Si l’on fait ici et là des exceptions pragmatiques, le conseil de lecture de Schopenhauer (éviter tout ce qui « fait grand bruit ») est juste. Bien lire, c’est ignorer le présent. Cela n’est vrai pour aucune autre forme d’art, car aucune autre forme d’art ne demande autant de temps. Regarder un tableau peint la semaine dernière n’empêche pas de regarder un Poussin. Le coût d’opportunité est d’une minute environ. Si un nouveau livre s’avère être un morceau d’éphémère dans l’air du temps, cela représente sept à dix heures que vous ne pouvez pas passer avec Barbara Tuchman.

Jusqu’à présent, j’ai défendu mon point de vue d’utilitariste, mais il existe un argument plus humain pour s’en tenir au passé. La lecture est saluée comme un baume pour la santé mentale : elle ralentit l’emballement de l’esprit, elle met de la distance entre l’individu et le monde. Mais cela n’est vrai, ou du moins beaucoup plus vrai, que pour un livre qui a quelques décennies de retard. « Cette chose est antérieure à mes problèmes », est le sentiment que le lecteur recherche en fin de compte, « et les verra aussi disparaître ». Vous n’avez pas besoin de vous mettre à la manière de Montaigne, qui a communié avec Ovide pendant les guerres de religion, mais ne comptez pas sur un grand réconfort d’un autre traité d’actualité sur l’autocratie écrit par quelqu’un qui utilise le terme « dynamique ».
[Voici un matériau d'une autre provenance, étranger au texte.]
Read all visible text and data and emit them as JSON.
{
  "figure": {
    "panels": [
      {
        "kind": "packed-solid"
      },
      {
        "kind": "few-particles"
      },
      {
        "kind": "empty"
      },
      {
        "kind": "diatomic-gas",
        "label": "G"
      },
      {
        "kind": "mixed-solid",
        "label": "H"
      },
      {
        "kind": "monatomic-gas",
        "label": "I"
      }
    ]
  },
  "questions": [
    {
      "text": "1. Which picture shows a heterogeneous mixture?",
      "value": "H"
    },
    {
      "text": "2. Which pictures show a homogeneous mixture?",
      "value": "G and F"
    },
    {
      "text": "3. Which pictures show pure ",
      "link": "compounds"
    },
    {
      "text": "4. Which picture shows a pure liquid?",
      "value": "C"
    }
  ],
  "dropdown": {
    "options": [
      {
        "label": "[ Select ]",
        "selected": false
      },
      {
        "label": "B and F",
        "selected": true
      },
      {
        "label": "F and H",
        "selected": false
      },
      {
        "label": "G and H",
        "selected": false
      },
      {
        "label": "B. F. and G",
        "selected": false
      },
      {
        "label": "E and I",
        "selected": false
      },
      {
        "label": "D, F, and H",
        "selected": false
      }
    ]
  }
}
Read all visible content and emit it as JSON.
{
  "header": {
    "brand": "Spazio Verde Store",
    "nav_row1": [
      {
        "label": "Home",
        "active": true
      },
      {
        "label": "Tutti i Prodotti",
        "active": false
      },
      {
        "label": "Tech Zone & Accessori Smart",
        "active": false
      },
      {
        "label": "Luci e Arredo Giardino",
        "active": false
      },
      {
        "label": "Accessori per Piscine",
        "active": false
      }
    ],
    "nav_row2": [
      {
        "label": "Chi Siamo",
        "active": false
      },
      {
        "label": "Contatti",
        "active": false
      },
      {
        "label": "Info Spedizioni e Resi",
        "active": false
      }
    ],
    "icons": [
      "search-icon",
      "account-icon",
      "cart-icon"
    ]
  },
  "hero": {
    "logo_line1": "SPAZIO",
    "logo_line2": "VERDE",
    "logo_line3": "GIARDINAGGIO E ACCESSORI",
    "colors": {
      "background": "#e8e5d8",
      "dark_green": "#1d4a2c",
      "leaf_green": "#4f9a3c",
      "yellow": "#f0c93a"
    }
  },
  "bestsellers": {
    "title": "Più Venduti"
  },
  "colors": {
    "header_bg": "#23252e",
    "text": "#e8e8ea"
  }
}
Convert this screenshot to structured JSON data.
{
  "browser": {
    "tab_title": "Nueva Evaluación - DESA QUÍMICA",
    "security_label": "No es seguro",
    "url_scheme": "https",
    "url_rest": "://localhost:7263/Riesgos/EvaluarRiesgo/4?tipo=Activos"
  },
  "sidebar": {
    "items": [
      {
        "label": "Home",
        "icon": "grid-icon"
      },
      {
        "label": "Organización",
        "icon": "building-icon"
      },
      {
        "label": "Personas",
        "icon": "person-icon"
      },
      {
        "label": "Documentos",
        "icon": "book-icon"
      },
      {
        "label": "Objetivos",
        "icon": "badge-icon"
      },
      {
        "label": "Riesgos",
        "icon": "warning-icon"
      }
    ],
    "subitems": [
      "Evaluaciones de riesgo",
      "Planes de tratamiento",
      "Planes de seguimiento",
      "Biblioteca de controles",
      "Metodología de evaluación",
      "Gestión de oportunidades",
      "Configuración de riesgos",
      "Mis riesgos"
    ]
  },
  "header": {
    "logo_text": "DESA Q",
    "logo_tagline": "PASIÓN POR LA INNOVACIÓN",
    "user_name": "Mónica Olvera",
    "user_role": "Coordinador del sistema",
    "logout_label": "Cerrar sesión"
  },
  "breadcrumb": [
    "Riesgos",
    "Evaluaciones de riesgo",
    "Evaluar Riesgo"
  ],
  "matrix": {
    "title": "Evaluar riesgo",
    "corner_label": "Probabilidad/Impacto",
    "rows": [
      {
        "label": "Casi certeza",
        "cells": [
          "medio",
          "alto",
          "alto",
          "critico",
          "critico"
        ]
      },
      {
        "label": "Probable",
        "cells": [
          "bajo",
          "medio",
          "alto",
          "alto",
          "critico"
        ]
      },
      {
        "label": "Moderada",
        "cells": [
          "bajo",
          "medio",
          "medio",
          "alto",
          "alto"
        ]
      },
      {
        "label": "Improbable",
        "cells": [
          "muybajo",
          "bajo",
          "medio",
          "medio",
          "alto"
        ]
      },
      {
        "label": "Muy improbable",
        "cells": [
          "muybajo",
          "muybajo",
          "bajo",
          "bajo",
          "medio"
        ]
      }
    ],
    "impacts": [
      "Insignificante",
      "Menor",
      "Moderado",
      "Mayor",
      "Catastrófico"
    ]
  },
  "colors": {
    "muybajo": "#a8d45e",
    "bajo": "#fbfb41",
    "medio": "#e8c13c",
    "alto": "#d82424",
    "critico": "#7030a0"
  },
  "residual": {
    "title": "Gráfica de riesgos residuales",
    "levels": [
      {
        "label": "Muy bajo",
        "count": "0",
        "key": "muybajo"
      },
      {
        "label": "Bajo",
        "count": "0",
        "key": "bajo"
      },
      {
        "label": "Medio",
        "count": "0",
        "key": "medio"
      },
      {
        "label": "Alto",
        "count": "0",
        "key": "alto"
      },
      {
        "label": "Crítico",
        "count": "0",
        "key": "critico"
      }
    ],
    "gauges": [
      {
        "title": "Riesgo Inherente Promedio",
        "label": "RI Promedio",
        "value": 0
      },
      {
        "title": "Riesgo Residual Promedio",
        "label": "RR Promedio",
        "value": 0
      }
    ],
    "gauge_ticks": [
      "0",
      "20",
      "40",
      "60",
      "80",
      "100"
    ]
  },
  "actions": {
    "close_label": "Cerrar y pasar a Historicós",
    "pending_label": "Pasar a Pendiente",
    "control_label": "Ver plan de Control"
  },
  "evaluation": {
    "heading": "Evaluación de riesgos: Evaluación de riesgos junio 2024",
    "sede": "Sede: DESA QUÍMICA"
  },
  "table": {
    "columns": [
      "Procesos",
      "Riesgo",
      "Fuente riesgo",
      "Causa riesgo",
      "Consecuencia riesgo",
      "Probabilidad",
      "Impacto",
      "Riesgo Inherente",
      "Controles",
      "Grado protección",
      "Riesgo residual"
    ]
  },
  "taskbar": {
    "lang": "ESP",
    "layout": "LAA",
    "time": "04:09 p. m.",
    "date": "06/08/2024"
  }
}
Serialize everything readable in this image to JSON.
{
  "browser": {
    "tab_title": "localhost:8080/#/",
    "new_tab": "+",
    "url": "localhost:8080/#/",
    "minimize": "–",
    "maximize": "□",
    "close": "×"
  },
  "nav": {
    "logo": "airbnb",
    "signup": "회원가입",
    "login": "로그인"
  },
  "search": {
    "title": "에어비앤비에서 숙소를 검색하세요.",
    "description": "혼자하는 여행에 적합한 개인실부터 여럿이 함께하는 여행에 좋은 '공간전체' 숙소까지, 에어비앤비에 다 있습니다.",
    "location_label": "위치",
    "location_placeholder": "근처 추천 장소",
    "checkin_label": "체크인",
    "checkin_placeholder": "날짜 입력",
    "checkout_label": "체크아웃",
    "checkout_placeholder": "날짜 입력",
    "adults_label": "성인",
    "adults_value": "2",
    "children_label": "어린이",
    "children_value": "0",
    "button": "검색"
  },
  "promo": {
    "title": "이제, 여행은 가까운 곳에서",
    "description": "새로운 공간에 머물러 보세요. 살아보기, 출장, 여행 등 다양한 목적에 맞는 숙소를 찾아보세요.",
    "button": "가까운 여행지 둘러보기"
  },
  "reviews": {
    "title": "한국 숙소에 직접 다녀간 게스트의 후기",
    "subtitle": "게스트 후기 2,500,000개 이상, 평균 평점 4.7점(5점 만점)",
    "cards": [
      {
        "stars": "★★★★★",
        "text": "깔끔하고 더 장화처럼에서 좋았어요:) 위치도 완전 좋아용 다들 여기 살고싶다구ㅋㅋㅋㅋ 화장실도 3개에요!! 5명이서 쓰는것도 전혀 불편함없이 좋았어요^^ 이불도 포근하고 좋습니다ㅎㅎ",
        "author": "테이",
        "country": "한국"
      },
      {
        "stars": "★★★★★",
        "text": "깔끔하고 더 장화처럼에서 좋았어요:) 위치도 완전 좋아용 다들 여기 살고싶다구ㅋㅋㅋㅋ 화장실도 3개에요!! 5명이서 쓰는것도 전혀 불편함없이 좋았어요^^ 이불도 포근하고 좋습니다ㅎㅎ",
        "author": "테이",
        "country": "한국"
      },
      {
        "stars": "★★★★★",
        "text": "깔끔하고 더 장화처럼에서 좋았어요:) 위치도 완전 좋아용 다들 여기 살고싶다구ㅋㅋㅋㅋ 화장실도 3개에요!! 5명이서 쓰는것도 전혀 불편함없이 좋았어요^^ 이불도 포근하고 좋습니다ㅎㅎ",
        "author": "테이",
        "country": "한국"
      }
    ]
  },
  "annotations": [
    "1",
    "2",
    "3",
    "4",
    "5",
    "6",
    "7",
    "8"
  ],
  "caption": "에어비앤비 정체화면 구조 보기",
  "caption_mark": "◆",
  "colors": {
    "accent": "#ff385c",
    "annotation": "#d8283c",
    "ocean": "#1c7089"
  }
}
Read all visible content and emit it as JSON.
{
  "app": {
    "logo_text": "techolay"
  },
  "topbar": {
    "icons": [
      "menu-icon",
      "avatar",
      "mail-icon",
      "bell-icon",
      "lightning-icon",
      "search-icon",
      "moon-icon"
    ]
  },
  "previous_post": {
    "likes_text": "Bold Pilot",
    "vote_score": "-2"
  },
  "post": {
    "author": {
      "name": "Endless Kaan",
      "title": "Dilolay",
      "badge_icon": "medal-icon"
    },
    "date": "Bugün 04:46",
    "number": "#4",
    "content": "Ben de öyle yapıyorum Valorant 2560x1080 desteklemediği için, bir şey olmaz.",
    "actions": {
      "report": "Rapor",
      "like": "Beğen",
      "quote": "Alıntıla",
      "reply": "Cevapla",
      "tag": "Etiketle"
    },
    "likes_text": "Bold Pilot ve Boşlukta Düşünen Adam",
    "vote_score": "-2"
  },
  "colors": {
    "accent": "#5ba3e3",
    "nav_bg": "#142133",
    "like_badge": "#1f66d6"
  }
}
Il existe d’autres règles. Ne lisez pas moins de 50 pages d’affilée. Le prix à payer en lisant un livre ici et là est la perte de la notion de son intégralité narrative (« Si vous lisez un roman en plus de deux semaines, vous ne lisez pas le roman » — Philip Roth). Et évitez les histoires générales. La dernière façon d’en apprendre davantage sur la Chine est un livre intitulé quelque chose comme ChineComme dans la fiction, l’universel est dans le particulier.

Mais la règle la plus importante est de privilégier les œuvres anciennes. Lorsqu’il a mis en doute la grandeur de Shakespeare pour des raisons probabilistes (comment quelqu’un né en 1564 pouvait-il surpasser tous les milliards de personnes alphabétisées qui ont vécu depuis ?), Sam Bankman-Fried s’est complètement trompé. La question est de savoir comment quelque chose d’aussi peu éprouvé que l’écriture récente peut rivaliser avec une œuvre qui a survécu au tamis du temps.

Les journaux ont à moitié raison. En regardant en arrière, à mi-chemin de ma vie, j’associe chaque pause ensoleillée à un livre. Tom Wolfe Le bon matériel à Lisbonne. John Updike Souvenirs de l’administration Ford à Amalfi, dont les détails sexuels ont même fait marmonner, par intervalles, « Mate ». Le léopard en Asie du Sud-Est. Chacune d’entre elles évoque davantage le voyage qu’une photo. Aucune n’a été publiée au cours de ce siècle.